Secondly, select a consolidation center in the location best suited to your manufacturing and customer locations. This is logistics 101, of course, but for those accustomed to production warehousing, the placement of forward inventory can be a relatively new concept. Ideally, your logistics provider has the transportation capabilities not only to deliver the consolidated freight, but to also engineer a truckload outbound solution that may include continuous moves to additional points. Can the transportation provider also serve your needs for return loads of raw materials?

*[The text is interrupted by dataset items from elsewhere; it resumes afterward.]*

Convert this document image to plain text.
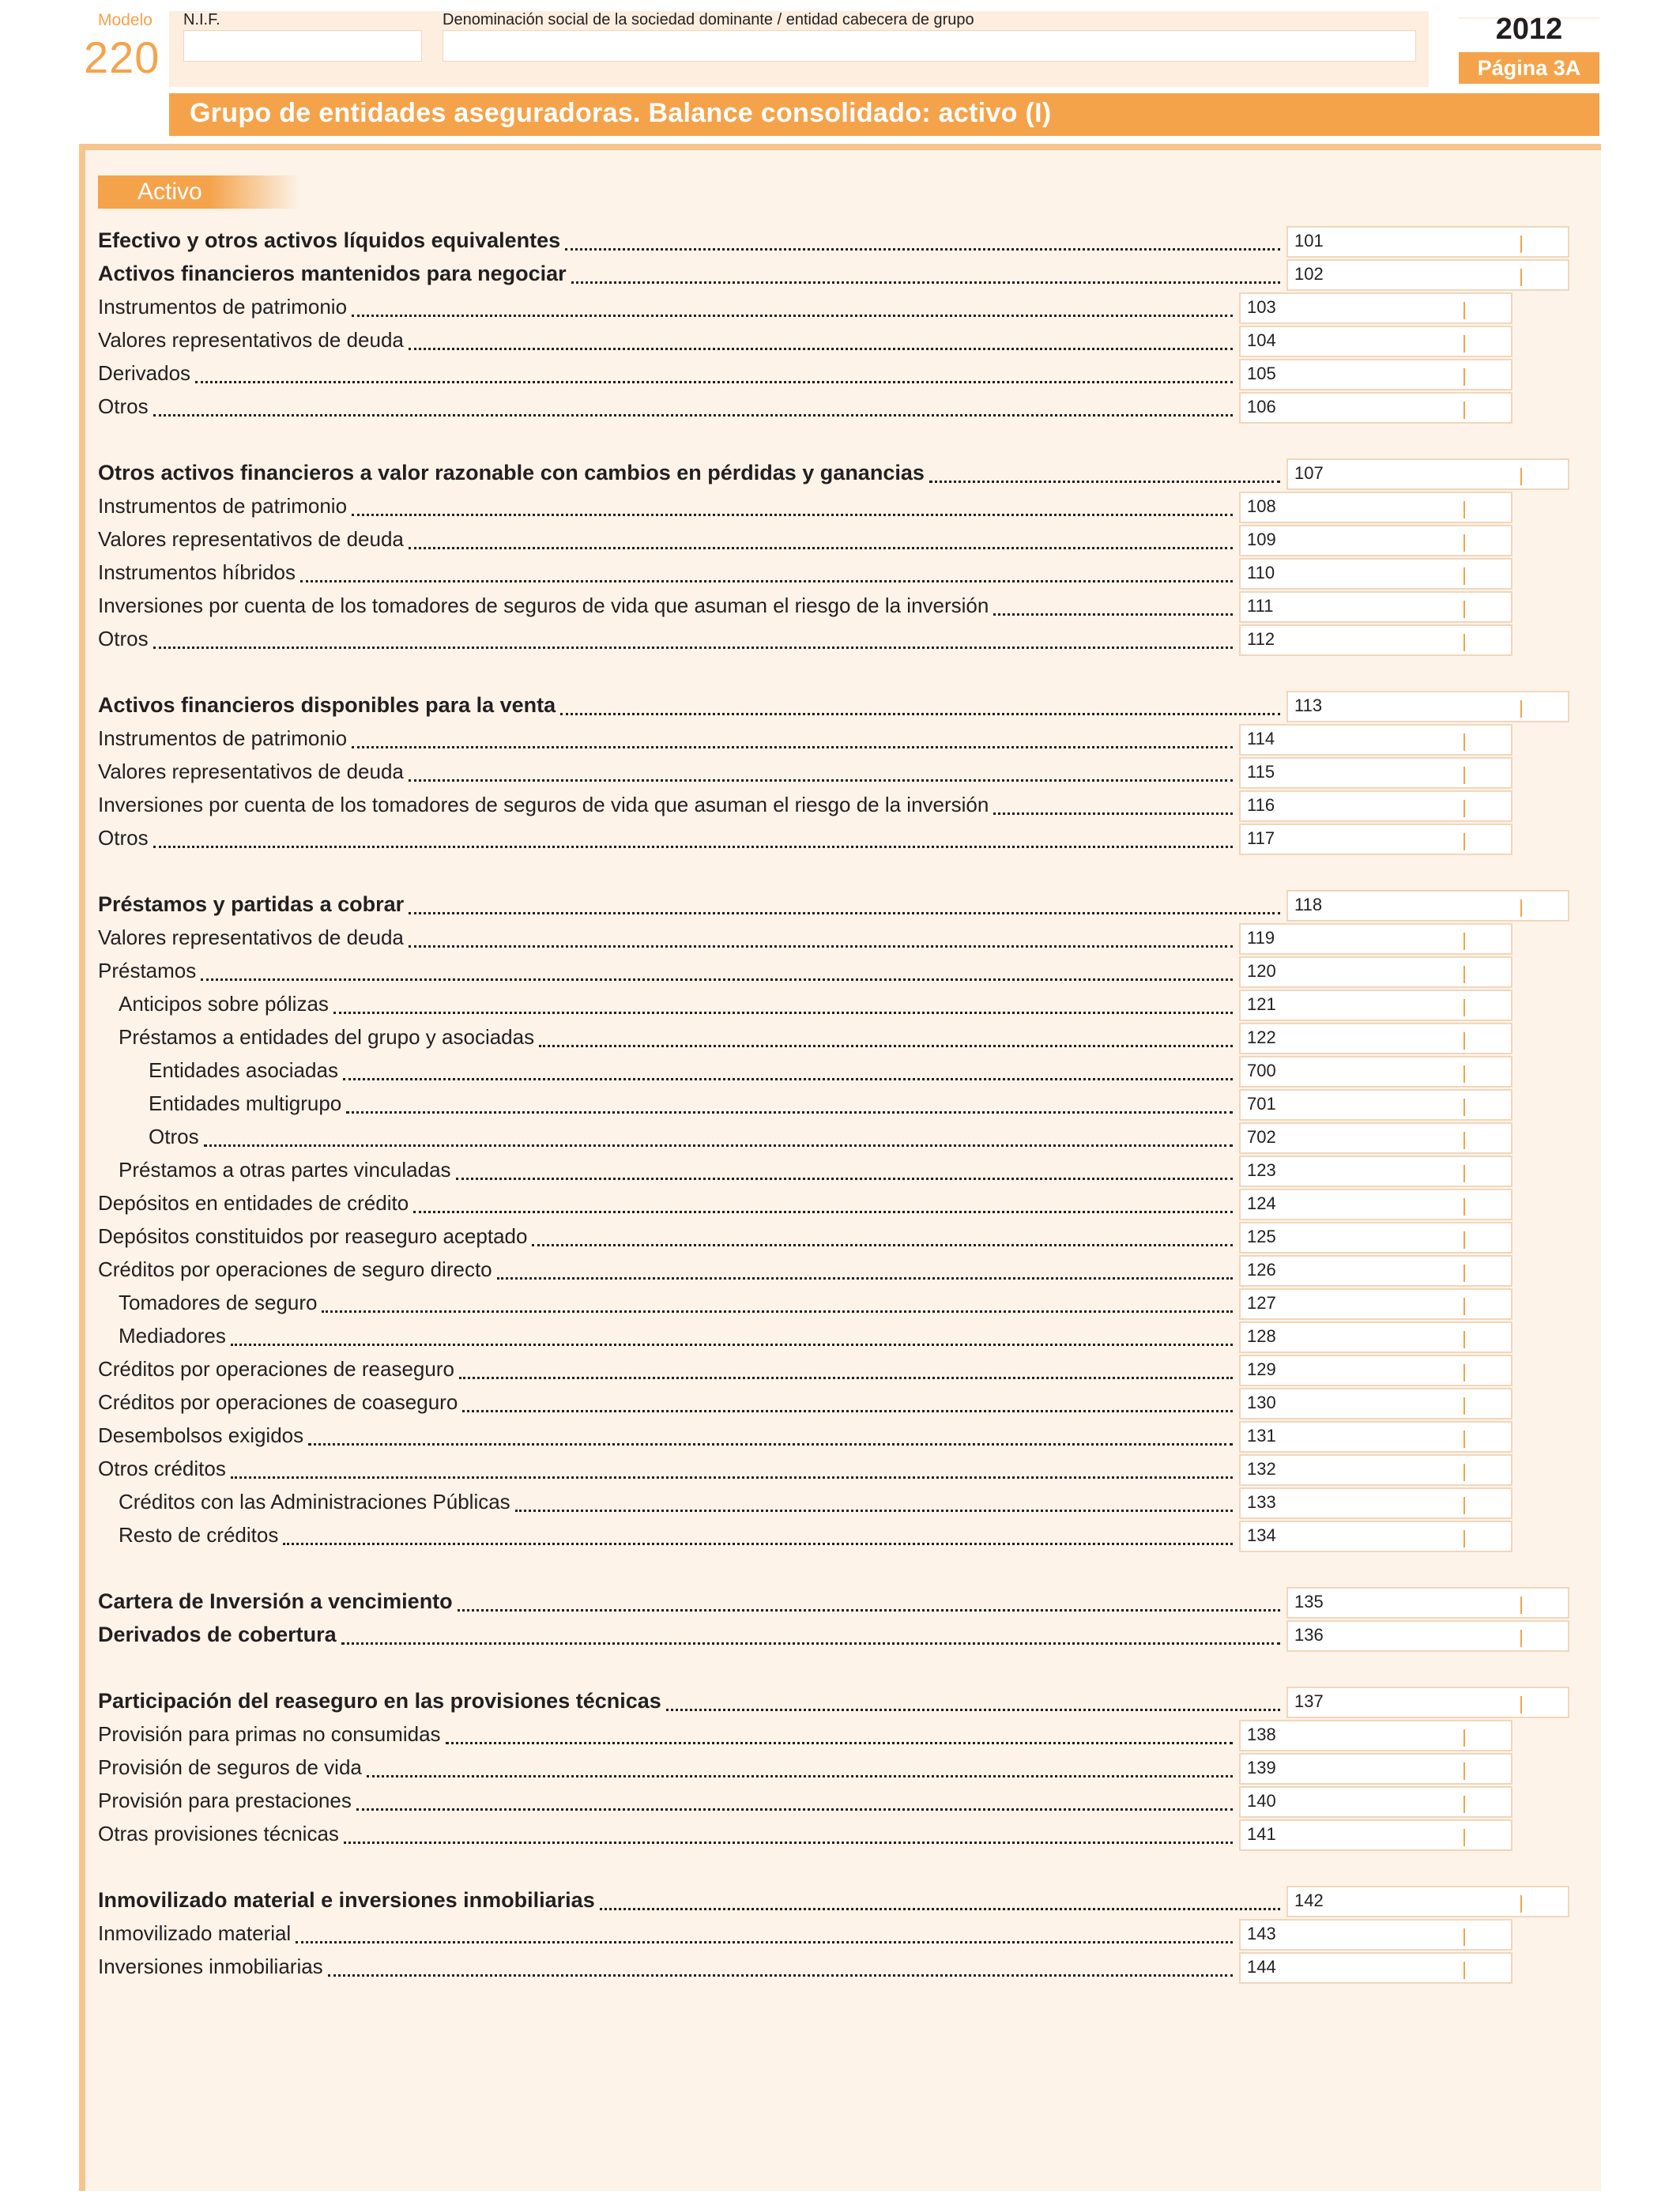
Modelo
220
N.I.F.	Denominación social de la sociedad dominante / entidad cabecera de grupo	2012
Página 3A
Grupo de entidades aseguradoras. Balance consolidado: activo (I)
Activo
Efectivo y otros activos líquidos equivalentes	101
Activos financieros mantenidos para negociar	102
Instrumentos de patrimonio	103
Valores representativos de deuda	104
Derivados	105
Otros	106
Otros activos financieros a valor razonable con cambios en pérdidas y ganancias	107
Instrumentos de patrimonio	108
Valores representativos de deuda	109
Instrumentos híbridos	110
Inversiones por cuenta de los tomadores de seguros de vida que asuman el riesgo de la inversión	111
Otros	112
Activos financieros disponibles para la venta	113
Instrumentos de patrimonio	114
Valores representativos de deuda	115
Inversiones por cuenta de los tomadores de seguros de vida que asuman el riesgo de la inversión	116
Otros	117
Préstamos y partidas a cobrar	118
Valores representativos de deuda	119
Préstamos	120
Anticipos sobre pólizas	121
Préstamos a entidades del grupo y asociadas	122
Entidades asociadas	700
Entidades multigrupo	701
Otros	702
Préstamos a otras partes vinculadas	123
Depósitos en entidades de crédito	124
Depósitos constituidos por reaseguro aceptado	125
Créditos por operaciones de seguro directo	126
Tomadores de seguro	127
Mediadores	128
Créditos por operaciones de reaseguro	129
Créditos por operaciones de coaseguro	130
Desembolsos exigidos	131
Otros créditos	132
Créditos con las Administraciones Públicas	133
Resto de créditos	134
Cartera de Inversión a vencimiento	135
Derivados de cobertura	136
Participación del reaseguro en las provisiones técnicas	137
Provisión para primas no consumidas	138
Provisión de seguros de vida	139
Provisión para prestaciones	140
Otras provisiones técnicas	141
Inmovilizado material e inversiones inmobiliarias	142
Inmovilizado material	143
Inversiones inmobiliarias	144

Finally, your new consolidation program should offer you the best in supply chain management technology, such as end-to-end web based visibility and event management. Access to state-of-the-art technology is really one of the least touted benefits of collaboration and that's unfortunate, because it's one of the most valuable. You'll know what's happening as it happens. Can you say that about the rest of your supply chain?

We'll Be Better For It

At the end of the day, consolidation makes us better logisticians. How can reducing dwell time while delivering the perfect order not be beneficial to all trading partners? Focusing on continuous movement may appear to be at odds with cold "storage" business plans, but many PRWs and 3PLs in the temperature-controlled supply chain are responding to this growing need. Collaboration among frozen food competitors is here to stay: fellow competitors share the same problem...and the same solution.